Now, 4 months later, I decided to play a completely unrelated game (Dawn of War 2) and noticed the same thing: those two specific key combinations don't work. To make sure I wasn't going insane, I tried it in Chrome and a couple other applications, and alas, it didn't work.
I remember playing strategy games over the summer before StarCraft 2 and it worked fine. Any idea as to what went wrong?
Things I've tried
- ActiveHotkeys says the key combination is not a global hotkey.
- Tried another keyboard--still didn't work.

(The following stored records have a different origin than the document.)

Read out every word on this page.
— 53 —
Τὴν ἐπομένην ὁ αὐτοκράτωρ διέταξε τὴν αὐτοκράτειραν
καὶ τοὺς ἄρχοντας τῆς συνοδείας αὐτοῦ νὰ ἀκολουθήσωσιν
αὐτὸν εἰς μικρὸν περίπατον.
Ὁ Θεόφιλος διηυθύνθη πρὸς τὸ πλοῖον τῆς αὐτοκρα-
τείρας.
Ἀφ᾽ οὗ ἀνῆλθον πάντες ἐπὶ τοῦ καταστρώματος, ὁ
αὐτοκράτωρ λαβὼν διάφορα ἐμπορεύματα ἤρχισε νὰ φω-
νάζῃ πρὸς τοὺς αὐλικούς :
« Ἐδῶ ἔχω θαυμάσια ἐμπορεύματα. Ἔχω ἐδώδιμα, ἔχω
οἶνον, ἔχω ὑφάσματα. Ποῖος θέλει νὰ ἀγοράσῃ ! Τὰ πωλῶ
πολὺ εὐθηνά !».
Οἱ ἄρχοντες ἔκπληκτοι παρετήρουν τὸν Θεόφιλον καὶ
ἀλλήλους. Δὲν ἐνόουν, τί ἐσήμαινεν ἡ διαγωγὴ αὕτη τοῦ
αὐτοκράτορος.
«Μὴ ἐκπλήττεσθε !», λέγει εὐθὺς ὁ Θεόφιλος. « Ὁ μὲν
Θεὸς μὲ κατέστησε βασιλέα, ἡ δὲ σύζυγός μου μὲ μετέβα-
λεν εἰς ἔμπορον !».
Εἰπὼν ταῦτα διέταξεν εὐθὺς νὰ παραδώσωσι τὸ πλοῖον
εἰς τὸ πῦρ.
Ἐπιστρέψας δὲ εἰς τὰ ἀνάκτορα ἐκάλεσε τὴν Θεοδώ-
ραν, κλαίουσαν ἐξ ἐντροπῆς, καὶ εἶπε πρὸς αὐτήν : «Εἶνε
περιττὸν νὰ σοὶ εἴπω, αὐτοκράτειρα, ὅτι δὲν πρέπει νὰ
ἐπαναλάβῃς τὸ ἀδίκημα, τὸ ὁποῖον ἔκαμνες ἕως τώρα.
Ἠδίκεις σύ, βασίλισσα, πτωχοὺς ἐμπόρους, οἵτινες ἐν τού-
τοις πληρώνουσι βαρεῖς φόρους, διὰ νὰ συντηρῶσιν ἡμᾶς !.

- The key combinations worked in a virtual machine (tried with both Windows and Ubuntu as guests).
- Using Ctrl+1 as a hotkey to an AutoHotKey script worked.
- Using Ctrl+1 as the output of an AutoHotKey script didn't work.
- I terminated all non-essential processes, and the keys still didn't work.
- In Safe Mode, the key combinations didn't work.
I'm running out of ideas
What else could be going on? Could a program have set some kind of keyboard hook and just never released it? Is there a way for me to see the path that the input takes through the system, to perhaps see where it stops? I'm a programmer, so I'd be fine with writing some code to help me figure this out.
Answer
You could try and use Signo: it can tell you which application uses a certain hotkey, though not always; and if Activehotkeys doesn't see a hook, then I don't expect Signo to either - but who knows.
For more testing, you could download VirtualBox, make a virtual machine (that is easy), install Windows on this virtual machine, and test the hotkeys there. If they still don't work, then it is probably some weird hardware thing.